Until the late 17th century, the name of the town was spelled Wyszemierzyce (also Vyszemierzice and Wyssemierzyce). The name comes from a male given name Wyszemir. Wyśmierzyce was granted Magdeburg rights on December 12, 1338. In 1378, first Roman Catholic parish was opened here, and in 1657, the town was completely destroyed by the army of Transilvanian prince George II Rakoczi during the Swedish Invasion of Poland. The town was administratively located in the Warka County in the Masovian Voivodeship in the Greater Poland Province of the Kingdom of Poland, however by the 18th century it was transferred to the Sandomierz Voivodeship in the Lesser Poland Province.

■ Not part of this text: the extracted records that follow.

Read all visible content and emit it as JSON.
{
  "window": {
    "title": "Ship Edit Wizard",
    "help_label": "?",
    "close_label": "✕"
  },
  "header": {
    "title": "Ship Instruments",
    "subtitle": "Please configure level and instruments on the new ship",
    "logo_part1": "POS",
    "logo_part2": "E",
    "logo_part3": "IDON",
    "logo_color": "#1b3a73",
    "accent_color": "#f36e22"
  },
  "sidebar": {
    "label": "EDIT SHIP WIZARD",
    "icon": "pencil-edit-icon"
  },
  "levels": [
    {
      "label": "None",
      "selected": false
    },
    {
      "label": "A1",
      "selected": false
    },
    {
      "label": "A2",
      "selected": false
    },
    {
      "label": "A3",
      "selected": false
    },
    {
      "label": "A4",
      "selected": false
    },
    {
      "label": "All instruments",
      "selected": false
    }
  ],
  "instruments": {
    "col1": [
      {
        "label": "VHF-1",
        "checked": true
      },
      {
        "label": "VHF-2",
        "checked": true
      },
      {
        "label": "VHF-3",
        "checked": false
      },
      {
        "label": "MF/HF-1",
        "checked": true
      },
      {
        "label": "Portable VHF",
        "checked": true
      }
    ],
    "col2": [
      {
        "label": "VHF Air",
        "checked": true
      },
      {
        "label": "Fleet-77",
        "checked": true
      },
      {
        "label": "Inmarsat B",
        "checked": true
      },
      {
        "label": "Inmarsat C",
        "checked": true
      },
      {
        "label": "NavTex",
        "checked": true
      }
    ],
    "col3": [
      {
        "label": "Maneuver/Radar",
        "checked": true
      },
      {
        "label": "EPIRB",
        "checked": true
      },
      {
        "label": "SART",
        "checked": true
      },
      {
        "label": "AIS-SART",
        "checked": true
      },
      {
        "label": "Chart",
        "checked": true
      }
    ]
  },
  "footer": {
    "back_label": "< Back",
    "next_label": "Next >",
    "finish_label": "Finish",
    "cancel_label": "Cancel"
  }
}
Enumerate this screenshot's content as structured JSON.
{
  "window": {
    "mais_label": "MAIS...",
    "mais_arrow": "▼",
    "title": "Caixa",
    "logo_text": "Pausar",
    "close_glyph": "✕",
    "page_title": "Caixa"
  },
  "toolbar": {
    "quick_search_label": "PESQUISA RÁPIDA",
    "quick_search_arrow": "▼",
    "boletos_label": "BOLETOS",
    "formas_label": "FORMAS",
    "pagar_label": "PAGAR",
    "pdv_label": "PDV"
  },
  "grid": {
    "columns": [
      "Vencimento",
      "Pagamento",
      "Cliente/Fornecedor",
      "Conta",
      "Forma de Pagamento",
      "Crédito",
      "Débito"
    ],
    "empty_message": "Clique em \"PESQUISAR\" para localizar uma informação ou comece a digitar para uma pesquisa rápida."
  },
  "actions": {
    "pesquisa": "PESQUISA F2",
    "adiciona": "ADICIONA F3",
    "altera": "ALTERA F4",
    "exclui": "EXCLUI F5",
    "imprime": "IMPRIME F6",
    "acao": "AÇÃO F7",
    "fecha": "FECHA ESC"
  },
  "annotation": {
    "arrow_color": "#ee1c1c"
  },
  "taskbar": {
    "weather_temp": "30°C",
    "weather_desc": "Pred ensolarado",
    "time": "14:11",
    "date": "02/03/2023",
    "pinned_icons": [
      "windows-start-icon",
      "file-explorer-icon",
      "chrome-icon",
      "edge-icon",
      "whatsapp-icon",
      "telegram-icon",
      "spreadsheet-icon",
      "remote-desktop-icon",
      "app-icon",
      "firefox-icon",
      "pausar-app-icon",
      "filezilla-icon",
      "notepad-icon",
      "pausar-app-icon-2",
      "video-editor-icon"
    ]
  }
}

Following the Third Partition of Poland, in 1795, it fell to Austria, within which it was administratively part of so-called West Galicia. It was regained by Poles following the Austro–Polish War of 1809, and included within the short-lived Duchy of Warsaw. Following the duchy's dissolution, the town fell to Russian-controlled Congress Poland, from 1844 on as part of Radom Governorate. In 1869, it was one of many towns stripped of its town rights by the Russian administration as a punishment for the unsuccessful Polish January Uprising of 1863–1864. After World War I, in 1918, Poland regained independence and control of Wyśmierzyce. In 1922, town rights were restored. Within the interwar Second Polish Republic it was administratively part of the Kielce Voivodeship.

Between 1973 and 2017 Wyśmierzyce was the smallest town in Poland. It ceased to be the smallest town when Wiślica, with a population of 503 (population in 2016), regained its city rights on 1 January 2018.